Dün sahaya toplu olarak giren, özel güvenlikleri kovalayan, polis tarafından çok yumuşak şekilde "karşılanan" bu grubun organize hareket ettiğini görmemek mümkün değil. İktidar sokakta olduğu gibi tribünde de kitleleri kontrol etmek ve kendi istediği şekilde yönetmek istiyor. Bu kendi siyasetleri için makbul olabilir ama demokratik bir ülkede karşı sesleri durdurmak için böyle operasyonların yapılması kabul edilemez. Çarşı'yı mistize etmek için bunları söylemiyorum. Onların defalarca saha içi ve dışı olaylarda başrolü oynadığını gördük. Ama Çarşı üzerinden topluma ve tribünlere "ayağınızı denk alın" mesajının verilmesi için, Olimpiyat Stadı gibi güvenliğin zor sağlandığı ve 80 bin kişilik devasa bir maçın seçilmesi gayet uygun görünüyor.

Bu noktadan itibaren, Demirspor tribünleri dahil her yerde bu tip provakasyonların yapılması muhtemel. Provakasyon lafından hiç hoşlanmam; ama durduk yerde anlamsız bir yerde olay patlıyorsa, sahaya atlamanın ne demek olduğunu bilen bir tribünün bu kadar kolay bu yola girmeyeceği varsayılırsa ortada bu kelimeyi kullanmak için yeterli zemin oluşmuştur demektir.

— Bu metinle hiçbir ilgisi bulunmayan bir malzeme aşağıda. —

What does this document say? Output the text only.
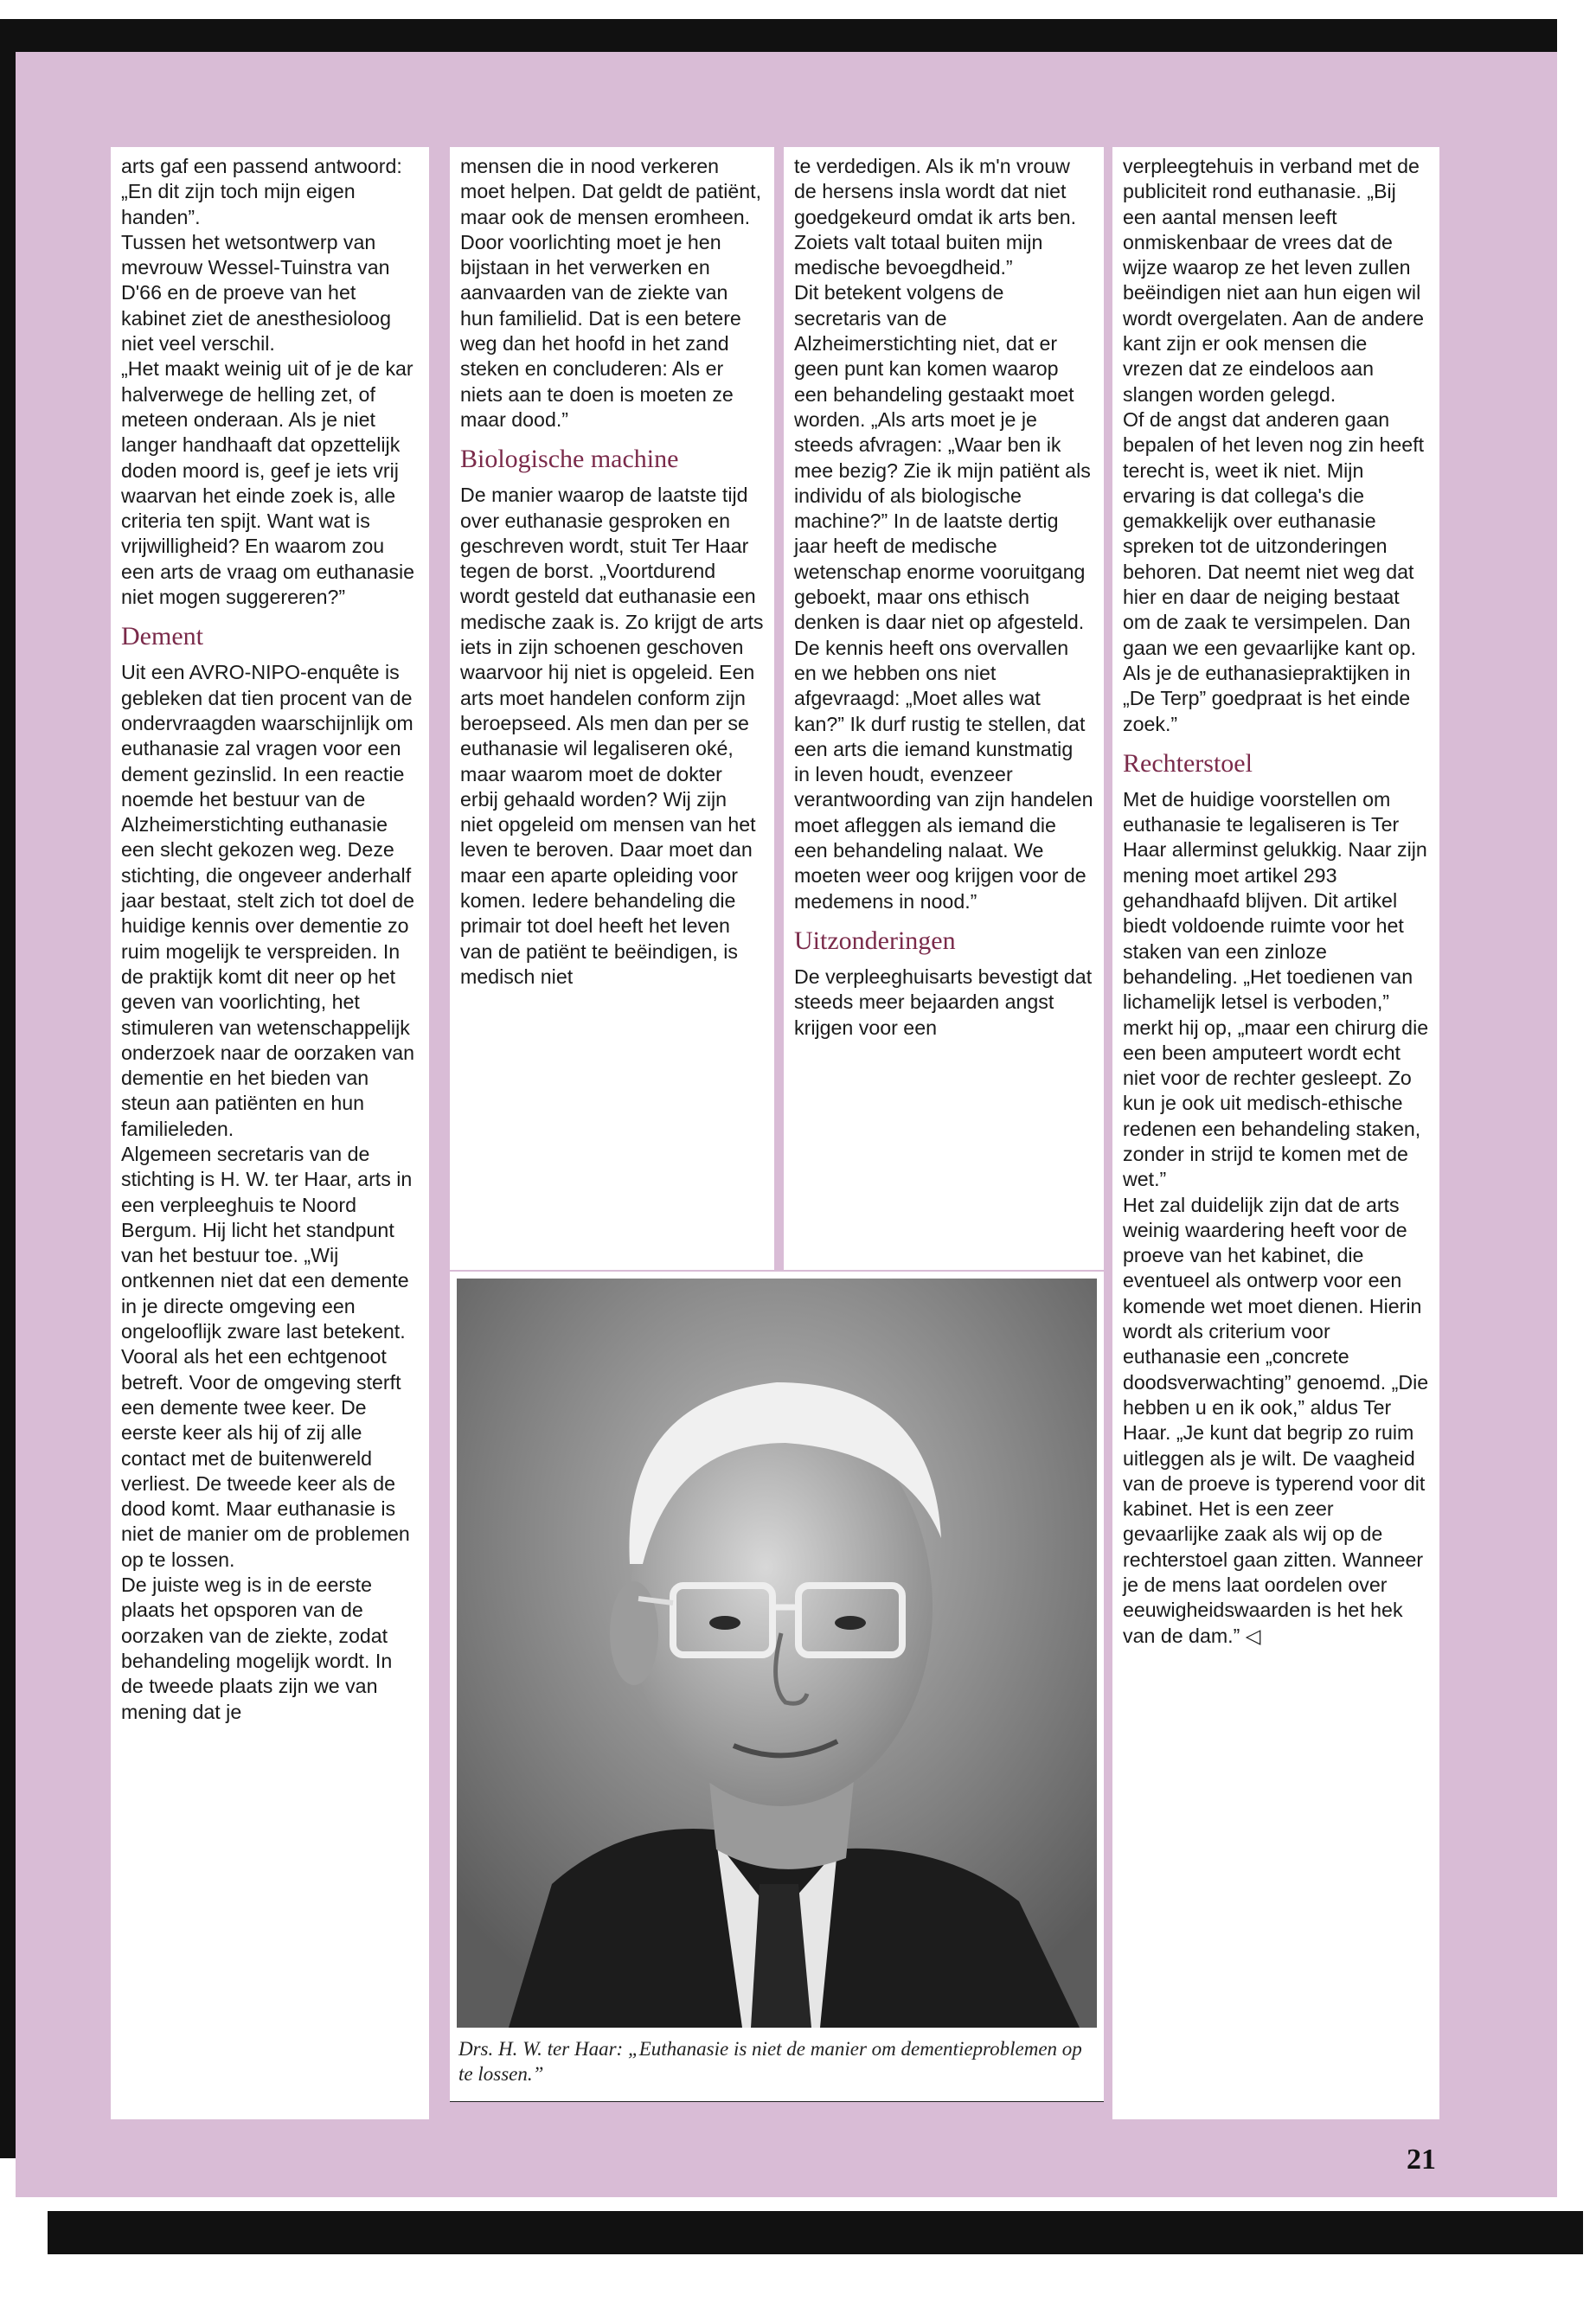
arts gaf een passend antwoord: „En dit zijn toch mijn eigen handen”.

Tussen het wetsontwerp van mevrouw Wessel-Tuinstra van D'66 en de proeve van het kabinet ziet de anesthesioloog niet veel verschil.

„Het maakt weinig uit of je de kar halverwege de helling zet, of meteen onderaan. Als je niet langer handhaaft dat opzettelijk doden moord is, geef je iets vrij waarvan het einde zoek is, alle criteria ten spijt. Want wat is vrijwilligheid? En waarom zou een arts de vraag om euthanasie niet mogen suggereren?”

Dement

Uit een AVRO-NIPO-enquête is gebleken dat tien procent van de ondervraagden waarschijnlijk om euthanasie zal vragen voor een dement gezinslid. In een reactie noemde het bestuur van de Alzheimerstichting euthanasie een slecht gekozen weg. Deze stichting, die ongeveer anderhalf jaar bestaat, stelt zich tot doel de huidige kennis over dementie zo ruim mogelijk te verspreiden. In de praktijk komt dit neer op het geven van voorlichting, het stimuleren van wetenschappelijk onderzoek naar de oorzaken van dementie en het bieden van steun aan patiënten en hun familieleden.

Algemeen secretaris van de stichting is H. W. ter Haar, arts in een verpleeghuis te Noord Bergum. Hij licht het standpunt van het bestuur toe. „Wij ontkennen niet dat een demente in je directe omgeving een ongelooflijk zware last betekent. Vooral als het een echtgenoot betreft. Voor de omgeving sterft een demente twee keer. De eerste keer als hij of zij alle contact met de buitenwereld verliest. De tweede keer als de dood komt. Maar euthanasie is niet de manier om de problemen op te lossen.

De juiste weg is in de eerste plaats het opsporen van de oorzaken van de ziekte, zodat behandeling mogelijk wordt. In de tweede plaats zijn we van mening dat je

mensen die in nood verkeren moet helpen. Dat geldt de patiënt, maar ook de mensen eromheen. Door voorlichting moet je hen bijstaan in het verwerken en aanvaarden van de ziekte van hun familielid. Dat is een betere weg dan het hoofd in het zand steken en concluderen: Als er niets aan te doen is moeten ze maar dood.”

Biologische machine

De manier waarop de laatste tijd over euthanasie gesproken en geschreven wordt, stuit Ter Haar tegen de borst. „Voortdurend wordt gesteld dat euthanasie een medische zaak is. Zo krijgt de arts iets in zijn schoenen geschoven waarvoor hij niet is opgeleid. Een arts moet handelen conform zijn beroepseed. Als men dan per se euthanasie wil legaliseren oké, maar waarom moet de dokter erbij gehaald worden? Wij zijn niet opgeleid om mensen van het leven te beroven. Daar moet dan maar een aparte opleiding voor komen. Iedere behandeling die primair tot doel heeft het leven van de patiënt te beëindigen, is medisch niet

te verdedigen. Als ik m'n vrouw de hersens insla wordt dat niet goedgekeurd omdat ik arts ben. Zoiets valt totaal buiten mijn medische bevoegdheid.”

Dit betekent volgens de secretaris van de Alzheimerstichting niet, dat er geen punt kan komen waarop een behandeling gestaakt moet worden. „Als arts moet je je steeds afvragen: „Waar ben ik mee bezig? Zie ik mijn patiënt als individu of als biologische machine?” In de laatste dertig jaar heeft de medische wetenschap enorme vooruitgang geboekt, maar ons ethisch denken is daar niet op afgesteld. De kennis heeft ons overvallen en we hebben ons niet afgevraagd: „Moet alles wat kan?” Ik durf rustig te stellen, dat een arts die iemand kunstmatig in leven houdt, evenzeer verantwoording van zijn handelen moet afleggen als iemand die een behandeling nalaat. We moeten weer oog krijgen voor de medemens in nood.”

Uitzonderingen

De verpleeghuisarts bevestigt dat steeds meer bejaarden angst krijgen voor een

verpleegtehuis in verband met de publiciteit rond euthanasie. „Bij een aantal mensen leeft onmiskenbaar de vrees dat de wijze waarop ze het leven zullen beëindigen niet aan hun eigen wil wordt overgelaten. Aan de andere kant zijn er ook mensen die vrezen dat ze eindeloos aan slangen worden gelegd.

Of de angst dat anderen gaan bepalen of het leven nog zin heeft terecht is, weet ik niet. Mijn ervaring is dat collega's die gemakkelijk over euthanasie spreken tot de uitzonderingen behoren. Dat neemt niet weg dat hier en daar de neiging bestaat om de zaak te versimpelen. Dan gaan we een gevaarlijke kant op. Als je de euthanasiepraktijken in „De Terp” goedpraat is het einde zoek.”

Rechterstoel

Met de huidige voorstellen om euthanasie te legaliseren is Ter Haar allerminst gelukkig. Naar zijn mening moet artikel 293 gehandhaafd blijven. Dit artikel biedt voldoende ruimte voor het staken van een zinloze behandeling. „Het toedienen van lichamelijk letsel is verboden,” merkt hij op, „maar een chirurg die een been amputeert wordt echt niet voor de rechter gesleept. Zo kun je ook uit medisch-ethische redenen een behandeling staken, zonder in strijd te komen met de wet.”

Het zal duidelijk zijn dat de arts weinig waardering heeft voor de proeve van het kabinet, die eventueel als ontwerp voor een komende wet moet dienen. Hierin wordt als criterium voor euthanasie een „concrete doodsverwachting” genoemd. „Die hebben u en ik ook,” aldus Ter Haar. „Je kunt dat begrip zo ruim uitleggen als je wilt. De vaagheid van de proeve is typerend voor dit kabinet. Het is een zeer gevaarlijke zaak als wij op de rechterstoel gaan zitten. Wanneer je de mens laat oordelen over eeuwigheidswaarden is het hek van de dam.” ◁

Drs. H. W. ter Haar: „Euthanasie is niet de manier om dementieproblemen op te lossen.”
21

Şimşekler Grubu çeşitli konularda tepkisini pankartlarla sloganlarla gösteren bir oluşum ama açıktan siyaset yapmadı bugüne kadar, bir tarafta yer almayı seçmedi. O muhalif tavır daha ağır başlı sergilendi. Kişisel olarak hisler başka olsa da grup olarak daha sakin bir duruştu bu. Yine de malum Demirspor imajını da törpülemek için bu tip yollara girebilecek bri polis teşkilatının varlığı mepimizin malumu. Polisin eline koz vermemek gerekli. Bunun için -dün twitter ortamında bahsediliyordu- maraton ve özellikle güney kale arkası için kendi içimizde önlem almamız gerekebilir. Önlem alma işini, artık açıkça belli bir tarafın çıkarını koruyan, polise bırakmayalım. Bir sonraki haftadan itibaren tribünlerin yeniden dolacağını da akıl ederek...

Yorumlar

Bu blogdaki popüler yayınlar

Ben Bunu Hak Ettim...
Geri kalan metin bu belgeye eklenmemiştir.